Search code examples
elasticsearchlogstashkibanalogstash-grok

Extract Parameter (sub-string) from URL GROK Pattern


I have ELK running for log analysis. I have everything working. There are just a few tweaks I would like to make. To all the ES/ELK Gods in stackoverflow, I'd appreciate any help on this. I'd gladly buy you a cup of coffee! :D

Example:

URL: /origina-www.domain.com/this/is/a/path?page=2

First I would like to get the entire path as seen above.

Second, I would like to get just the path before the parameter: /origina-www.domain.com/this/is/a/path

Third, I would like to get just the parameter: ?page=2

Fourth, I would like to make the timestamp on the logfile be the main time stamp on kibana. Currently, the timestamp kibana is showing is the date and time the ES was processed.

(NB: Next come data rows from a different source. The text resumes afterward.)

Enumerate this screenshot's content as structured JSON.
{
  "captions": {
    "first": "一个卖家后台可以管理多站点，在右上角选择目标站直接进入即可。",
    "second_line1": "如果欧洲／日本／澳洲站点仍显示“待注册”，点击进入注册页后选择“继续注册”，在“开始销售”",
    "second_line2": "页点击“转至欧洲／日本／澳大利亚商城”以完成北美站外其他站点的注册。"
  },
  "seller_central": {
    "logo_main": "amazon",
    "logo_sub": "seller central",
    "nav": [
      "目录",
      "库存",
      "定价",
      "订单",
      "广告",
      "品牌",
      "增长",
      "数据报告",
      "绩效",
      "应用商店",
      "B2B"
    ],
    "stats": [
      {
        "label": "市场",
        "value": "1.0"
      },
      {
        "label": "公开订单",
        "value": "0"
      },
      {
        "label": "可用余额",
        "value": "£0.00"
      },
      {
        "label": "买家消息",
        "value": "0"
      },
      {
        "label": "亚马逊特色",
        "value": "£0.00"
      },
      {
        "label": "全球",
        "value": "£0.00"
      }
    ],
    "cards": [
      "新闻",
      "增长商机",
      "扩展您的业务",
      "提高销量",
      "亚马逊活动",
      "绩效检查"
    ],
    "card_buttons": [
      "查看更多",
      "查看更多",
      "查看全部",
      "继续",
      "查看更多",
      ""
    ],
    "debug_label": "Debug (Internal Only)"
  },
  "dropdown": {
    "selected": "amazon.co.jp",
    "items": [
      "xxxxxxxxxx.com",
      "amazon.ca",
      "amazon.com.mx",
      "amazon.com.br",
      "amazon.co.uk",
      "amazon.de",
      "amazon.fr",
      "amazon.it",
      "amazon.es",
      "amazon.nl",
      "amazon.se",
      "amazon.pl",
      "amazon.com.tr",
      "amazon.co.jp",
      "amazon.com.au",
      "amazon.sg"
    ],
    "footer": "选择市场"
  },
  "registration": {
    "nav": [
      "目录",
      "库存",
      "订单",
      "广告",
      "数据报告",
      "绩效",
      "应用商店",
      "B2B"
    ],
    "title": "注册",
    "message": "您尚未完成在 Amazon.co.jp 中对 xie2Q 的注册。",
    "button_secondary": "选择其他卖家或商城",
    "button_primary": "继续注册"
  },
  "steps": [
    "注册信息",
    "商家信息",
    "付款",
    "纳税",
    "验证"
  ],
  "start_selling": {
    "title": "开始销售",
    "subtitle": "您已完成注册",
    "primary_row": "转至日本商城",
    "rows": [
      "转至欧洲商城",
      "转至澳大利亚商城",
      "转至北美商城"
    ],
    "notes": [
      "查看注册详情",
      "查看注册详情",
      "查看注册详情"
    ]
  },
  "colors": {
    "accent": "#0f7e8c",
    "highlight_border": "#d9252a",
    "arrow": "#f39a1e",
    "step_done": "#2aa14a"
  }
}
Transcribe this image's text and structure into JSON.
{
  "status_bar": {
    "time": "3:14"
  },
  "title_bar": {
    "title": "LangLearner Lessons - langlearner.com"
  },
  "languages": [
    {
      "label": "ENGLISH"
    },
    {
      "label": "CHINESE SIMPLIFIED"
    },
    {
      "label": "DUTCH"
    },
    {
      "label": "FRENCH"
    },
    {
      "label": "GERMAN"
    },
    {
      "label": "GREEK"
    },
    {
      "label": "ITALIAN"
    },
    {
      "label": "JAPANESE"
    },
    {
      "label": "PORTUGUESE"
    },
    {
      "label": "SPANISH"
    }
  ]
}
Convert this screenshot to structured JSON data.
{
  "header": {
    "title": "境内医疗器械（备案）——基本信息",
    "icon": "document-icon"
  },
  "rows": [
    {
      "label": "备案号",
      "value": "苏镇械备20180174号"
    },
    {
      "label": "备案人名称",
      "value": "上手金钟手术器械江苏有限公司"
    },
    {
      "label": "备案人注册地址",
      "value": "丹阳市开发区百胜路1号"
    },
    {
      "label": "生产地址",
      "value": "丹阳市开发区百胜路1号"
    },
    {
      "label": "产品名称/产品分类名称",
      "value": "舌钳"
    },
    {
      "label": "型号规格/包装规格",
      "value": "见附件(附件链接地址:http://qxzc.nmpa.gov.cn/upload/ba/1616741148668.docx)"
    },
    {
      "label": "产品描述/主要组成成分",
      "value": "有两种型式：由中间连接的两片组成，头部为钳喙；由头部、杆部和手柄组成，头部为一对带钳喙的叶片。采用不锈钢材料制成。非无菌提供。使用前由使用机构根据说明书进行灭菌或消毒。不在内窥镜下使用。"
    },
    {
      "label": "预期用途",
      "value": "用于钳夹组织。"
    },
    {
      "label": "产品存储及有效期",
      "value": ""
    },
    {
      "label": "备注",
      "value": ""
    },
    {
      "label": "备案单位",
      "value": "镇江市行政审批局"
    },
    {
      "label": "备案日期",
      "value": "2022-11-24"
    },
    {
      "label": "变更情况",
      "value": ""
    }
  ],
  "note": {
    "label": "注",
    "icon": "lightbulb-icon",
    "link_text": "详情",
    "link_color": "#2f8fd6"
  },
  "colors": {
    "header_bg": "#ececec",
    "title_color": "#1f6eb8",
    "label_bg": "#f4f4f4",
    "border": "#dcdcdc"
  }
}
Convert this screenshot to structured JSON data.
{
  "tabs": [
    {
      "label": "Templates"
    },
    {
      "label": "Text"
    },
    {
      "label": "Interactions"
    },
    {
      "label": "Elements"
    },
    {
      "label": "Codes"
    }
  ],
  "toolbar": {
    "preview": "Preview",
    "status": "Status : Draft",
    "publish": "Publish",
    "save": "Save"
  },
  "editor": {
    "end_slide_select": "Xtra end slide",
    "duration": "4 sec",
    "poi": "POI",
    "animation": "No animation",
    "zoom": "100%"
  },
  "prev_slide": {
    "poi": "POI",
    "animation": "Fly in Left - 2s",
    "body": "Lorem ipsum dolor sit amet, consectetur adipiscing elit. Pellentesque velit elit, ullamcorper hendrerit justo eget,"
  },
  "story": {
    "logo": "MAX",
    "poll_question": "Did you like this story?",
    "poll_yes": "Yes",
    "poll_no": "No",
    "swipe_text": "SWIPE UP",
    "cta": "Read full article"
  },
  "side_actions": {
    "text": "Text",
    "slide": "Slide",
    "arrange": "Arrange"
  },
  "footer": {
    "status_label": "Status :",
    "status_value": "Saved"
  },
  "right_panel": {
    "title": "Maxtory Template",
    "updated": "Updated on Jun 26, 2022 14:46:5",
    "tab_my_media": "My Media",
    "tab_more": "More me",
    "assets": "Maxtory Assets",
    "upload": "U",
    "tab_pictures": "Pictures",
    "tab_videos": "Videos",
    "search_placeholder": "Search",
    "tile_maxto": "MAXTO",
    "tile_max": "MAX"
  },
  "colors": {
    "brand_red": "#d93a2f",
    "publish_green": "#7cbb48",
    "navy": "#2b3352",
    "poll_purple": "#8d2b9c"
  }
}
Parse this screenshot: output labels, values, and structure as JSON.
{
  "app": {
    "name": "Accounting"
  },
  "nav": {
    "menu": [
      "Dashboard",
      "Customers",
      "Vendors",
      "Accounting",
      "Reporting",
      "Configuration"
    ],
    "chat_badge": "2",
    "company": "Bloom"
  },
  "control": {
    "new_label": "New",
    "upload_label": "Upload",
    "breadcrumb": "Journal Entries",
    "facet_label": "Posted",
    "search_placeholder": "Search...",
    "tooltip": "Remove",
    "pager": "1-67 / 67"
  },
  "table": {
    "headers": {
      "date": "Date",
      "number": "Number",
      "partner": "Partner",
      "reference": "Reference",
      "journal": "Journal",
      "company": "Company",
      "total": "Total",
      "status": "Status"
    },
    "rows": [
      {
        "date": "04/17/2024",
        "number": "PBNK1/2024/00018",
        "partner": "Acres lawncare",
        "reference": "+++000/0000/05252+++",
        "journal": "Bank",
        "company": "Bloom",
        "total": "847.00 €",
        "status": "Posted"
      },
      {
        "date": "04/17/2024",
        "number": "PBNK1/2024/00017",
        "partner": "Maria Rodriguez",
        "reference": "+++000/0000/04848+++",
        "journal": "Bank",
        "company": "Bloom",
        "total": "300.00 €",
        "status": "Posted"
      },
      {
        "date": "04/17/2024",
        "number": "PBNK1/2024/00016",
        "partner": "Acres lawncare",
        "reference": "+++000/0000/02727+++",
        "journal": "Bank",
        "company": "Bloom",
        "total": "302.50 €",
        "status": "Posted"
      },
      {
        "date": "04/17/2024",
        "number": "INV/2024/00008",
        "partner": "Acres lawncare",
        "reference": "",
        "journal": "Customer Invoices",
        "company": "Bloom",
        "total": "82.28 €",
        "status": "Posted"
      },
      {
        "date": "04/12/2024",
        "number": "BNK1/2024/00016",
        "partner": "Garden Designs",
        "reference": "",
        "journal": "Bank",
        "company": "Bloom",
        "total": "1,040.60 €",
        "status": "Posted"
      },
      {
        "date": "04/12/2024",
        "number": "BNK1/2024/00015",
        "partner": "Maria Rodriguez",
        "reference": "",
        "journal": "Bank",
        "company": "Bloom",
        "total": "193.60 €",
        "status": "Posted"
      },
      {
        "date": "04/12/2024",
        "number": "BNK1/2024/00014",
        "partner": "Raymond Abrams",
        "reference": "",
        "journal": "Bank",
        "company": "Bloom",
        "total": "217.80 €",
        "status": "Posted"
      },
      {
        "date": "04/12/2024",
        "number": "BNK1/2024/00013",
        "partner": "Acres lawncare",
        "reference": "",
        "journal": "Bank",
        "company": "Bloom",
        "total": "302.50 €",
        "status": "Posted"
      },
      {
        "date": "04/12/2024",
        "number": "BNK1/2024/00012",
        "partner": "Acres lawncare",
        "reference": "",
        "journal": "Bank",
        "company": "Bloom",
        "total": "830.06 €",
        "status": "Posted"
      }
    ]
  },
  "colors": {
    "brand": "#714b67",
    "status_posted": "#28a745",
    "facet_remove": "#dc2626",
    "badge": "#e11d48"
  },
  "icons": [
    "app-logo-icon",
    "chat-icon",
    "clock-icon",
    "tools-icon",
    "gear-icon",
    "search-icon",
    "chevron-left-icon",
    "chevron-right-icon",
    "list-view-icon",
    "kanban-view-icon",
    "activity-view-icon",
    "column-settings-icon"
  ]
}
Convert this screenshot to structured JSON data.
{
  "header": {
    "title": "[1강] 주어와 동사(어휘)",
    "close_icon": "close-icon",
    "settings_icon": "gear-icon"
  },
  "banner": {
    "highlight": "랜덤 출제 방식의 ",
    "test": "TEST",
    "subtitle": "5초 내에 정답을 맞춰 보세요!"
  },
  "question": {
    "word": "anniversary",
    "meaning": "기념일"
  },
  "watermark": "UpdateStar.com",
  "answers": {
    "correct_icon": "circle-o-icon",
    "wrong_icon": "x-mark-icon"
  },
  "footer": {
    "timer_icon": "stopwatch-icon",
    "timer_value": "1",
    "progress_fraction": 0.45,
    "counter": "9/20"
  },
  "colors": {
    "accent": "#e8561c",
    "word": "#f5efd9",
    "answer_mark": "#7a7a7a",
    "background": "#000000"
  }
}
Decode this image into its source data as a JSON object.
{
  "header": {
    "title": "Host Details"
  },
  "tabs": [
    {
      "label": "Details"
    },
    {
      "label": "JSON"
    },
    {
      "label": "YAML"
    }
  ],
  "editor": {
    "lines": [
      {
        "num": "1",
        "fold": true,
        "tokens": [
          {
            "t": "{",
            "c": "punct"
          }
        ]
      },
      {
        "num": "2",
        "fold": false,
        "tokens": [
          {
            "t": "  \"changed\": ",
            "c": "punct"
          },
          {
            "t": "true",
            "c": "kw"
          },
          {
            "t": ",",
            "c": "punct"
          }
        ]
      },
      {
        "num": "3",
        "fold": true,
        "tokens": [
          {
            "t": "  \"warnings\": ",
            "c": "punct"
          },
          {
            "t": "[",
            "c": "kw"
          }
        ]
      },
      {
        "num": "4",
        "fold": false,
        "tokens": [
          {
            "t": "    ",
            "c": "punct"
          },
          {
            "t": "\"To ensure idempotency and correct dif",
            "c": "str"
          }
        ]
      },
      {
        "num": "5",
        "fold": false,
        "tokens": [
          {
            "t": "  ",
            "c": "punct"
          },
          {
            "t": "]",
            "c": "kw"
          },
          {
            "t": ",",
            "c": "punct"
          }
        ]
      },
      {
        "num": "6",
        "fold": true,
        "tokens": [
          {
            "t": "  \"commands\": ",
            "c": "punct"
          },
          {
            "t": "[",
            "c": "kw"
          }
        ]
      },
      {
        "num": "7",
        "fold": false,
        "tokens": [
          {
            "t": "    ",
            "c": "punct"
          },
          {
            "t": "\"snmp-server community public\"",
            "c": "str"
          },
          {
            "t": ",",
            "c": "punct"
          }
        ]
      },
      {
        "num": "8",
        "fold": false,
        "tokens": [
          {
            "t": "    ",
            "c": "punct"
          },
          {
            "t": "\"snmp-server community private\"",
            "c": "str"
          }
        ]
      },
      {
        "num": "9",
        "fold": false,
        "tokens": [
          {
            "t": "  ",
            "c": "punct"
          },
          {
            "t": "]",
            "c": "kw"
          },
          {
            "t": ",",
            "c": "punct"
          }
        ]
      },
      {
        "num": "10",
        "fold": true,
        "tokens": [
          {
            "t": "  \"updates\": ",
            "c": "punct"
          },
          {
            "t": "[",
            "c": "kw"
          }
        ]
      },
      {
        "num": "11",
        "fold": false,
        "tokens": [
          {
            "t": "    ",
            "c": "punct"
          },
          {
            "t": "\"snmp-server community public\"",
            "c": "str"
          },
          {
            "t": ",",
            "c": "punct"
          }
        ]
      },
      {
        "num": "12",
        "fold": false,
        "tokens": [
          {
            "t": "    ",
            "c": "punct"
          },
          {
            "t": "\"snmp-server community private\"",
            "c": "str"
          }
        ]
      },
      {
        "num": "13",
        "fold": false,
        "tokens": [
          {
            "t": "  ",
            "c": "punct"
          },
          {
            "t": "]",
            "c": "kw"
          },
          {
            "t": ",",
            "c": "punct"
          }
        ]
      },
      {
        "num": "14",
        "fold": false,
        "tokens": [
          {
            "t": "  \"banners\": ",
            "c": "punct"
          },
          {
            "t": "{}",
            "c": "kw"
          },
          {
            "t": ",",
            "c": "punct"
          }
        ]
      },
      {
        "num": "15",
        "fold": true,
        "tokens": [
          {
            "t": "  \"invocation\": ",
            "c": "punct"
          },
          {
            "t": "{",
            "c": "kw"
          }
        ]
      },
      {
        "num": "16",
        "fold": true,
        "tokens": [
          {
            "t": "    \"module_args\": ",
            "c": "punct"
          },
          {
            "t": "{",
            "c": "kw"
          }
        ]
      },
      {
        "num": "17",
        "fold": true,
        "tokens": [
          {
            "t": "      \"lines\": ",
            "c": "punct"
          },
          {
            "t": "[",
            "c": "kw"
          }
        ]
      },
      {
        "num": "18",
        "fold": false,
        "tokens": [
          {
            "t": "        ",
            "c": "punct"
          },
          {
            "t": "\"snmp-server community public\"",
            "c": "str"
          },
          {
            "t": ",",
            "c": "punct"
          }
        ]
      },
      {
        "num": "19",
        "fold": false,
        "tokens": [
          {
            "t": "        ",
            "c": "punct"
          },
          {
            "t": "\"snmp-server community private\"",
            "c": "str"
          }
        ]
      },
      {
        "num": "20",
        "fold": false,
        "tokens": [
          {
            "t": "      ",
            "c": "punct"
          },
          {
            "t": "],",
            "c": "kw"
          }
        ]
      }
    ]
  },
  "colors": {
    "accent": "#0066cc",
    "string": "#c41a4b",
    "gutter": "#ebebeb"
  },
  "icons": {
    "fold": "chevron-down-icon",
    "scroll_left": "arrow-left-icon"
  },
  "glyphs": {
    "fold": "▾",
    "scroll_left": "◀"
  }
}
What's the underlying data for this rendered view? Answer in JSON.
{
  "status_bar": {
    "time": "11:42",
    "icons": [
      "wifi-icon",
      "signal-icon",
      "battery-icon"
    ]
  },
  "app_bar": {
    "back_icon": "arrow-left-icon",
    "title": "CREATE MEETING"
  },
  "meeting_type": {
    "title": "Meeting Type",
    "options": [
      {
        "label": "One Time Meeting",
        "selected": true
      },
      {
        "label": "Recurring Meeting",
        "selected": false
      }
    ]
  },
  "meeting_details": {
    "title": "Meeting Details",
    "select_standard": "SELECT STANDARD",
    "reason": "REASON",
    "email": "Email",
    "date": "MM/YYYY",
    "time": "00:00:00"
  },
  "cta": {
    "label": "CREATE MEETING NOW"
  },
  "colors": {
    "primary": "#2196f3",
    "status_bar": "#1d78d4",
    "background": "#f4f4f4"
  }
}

This is what a sample entry looks like:

2016-10-19 23:57:32 192.168.0.1 GET /origin-www.example.com/url 200 1144 0 "-" "Mozilla/5.0 (compatible; Googlebot/2.1; +http://www.google.com/bot.html)" "-" "-"

Here's my config:

if [type] == "syslog" {
    grok {
      match => ["message", "%{IP:client}\s+%{WORD:method}\s+%{URIPATHPARAM:request}\s+%{NUMBER:bytes}\s+%{NUMBER:duration}\s+%{USER-AGENT}\s+%{QS:referrer}\s+%{QS:agent}%{GREEDYDATA}"]
          }
    date {
      match => [ "timestamp", "MMM dd, yyyy HH:mm:ss a" ]
      locale => "en"
    }   
}

ES Version: 5.0.1 Logstash Version: 5.0 Kibana: 5.0

UPDATE: I was actually able to solve it by using:

grok {
          match => ["message", "%{IP:client}\s+%{WORD:method}\s+%{URIPATHPARAM:request}\s+%{NUMBER:bytes}\s+%{NUMBER:duration}\s+%{USER-AGENT}\s+%{QS:referrer}\s+%{QS:agent}%{GREEDYDATA}"]
        }
        grok {
            match => [ "request", "%{GREEDYDATA:uri_path}\?%{GREEDYDATA:uri_query}" ]
        }

        kv {
            source => "uri_query"
            field_split => "&"
            target => "query"
        }

Solution

  • In order to use the actual timestamp of your log entry rather than the indexed time, you could use the date and mutate plugins as such to override the existing timestamp value. You could have your logstash filter look, something like this:

           //filtering your log file
            grok {
                    patterns_dir => ["/pathto/patterns"] <--- you could have a pattern file with such expression LOGTIMESTAMP %{YEAR}%{MONTHNUM}%{MONTHDAY} %{TIME} if you have to change the timestamp format.
                    match => { "message" => "^%{LOGTIMESTAMP:logtimestamp}%{GREEDYDATA}" }          
            }
            //overriding the existing timestamp with the new field logtimestamp
            mutate {
                    add_field => { "timestamp" => "%{logtimestamp}" }
                    remove_field => ["logtimestamp"]
            }
            //inserting the timestamp as UTC
            date   {
                    match => [ "timestamp" , "ISO8601" , "yyyyMMdd HH:mm:ss.SSS" ]
                    target => "timestamp"
                    locale => "en"
                    timezone => "UTC"
            }
    

    You could follow up Question for more as well. Hope it helps.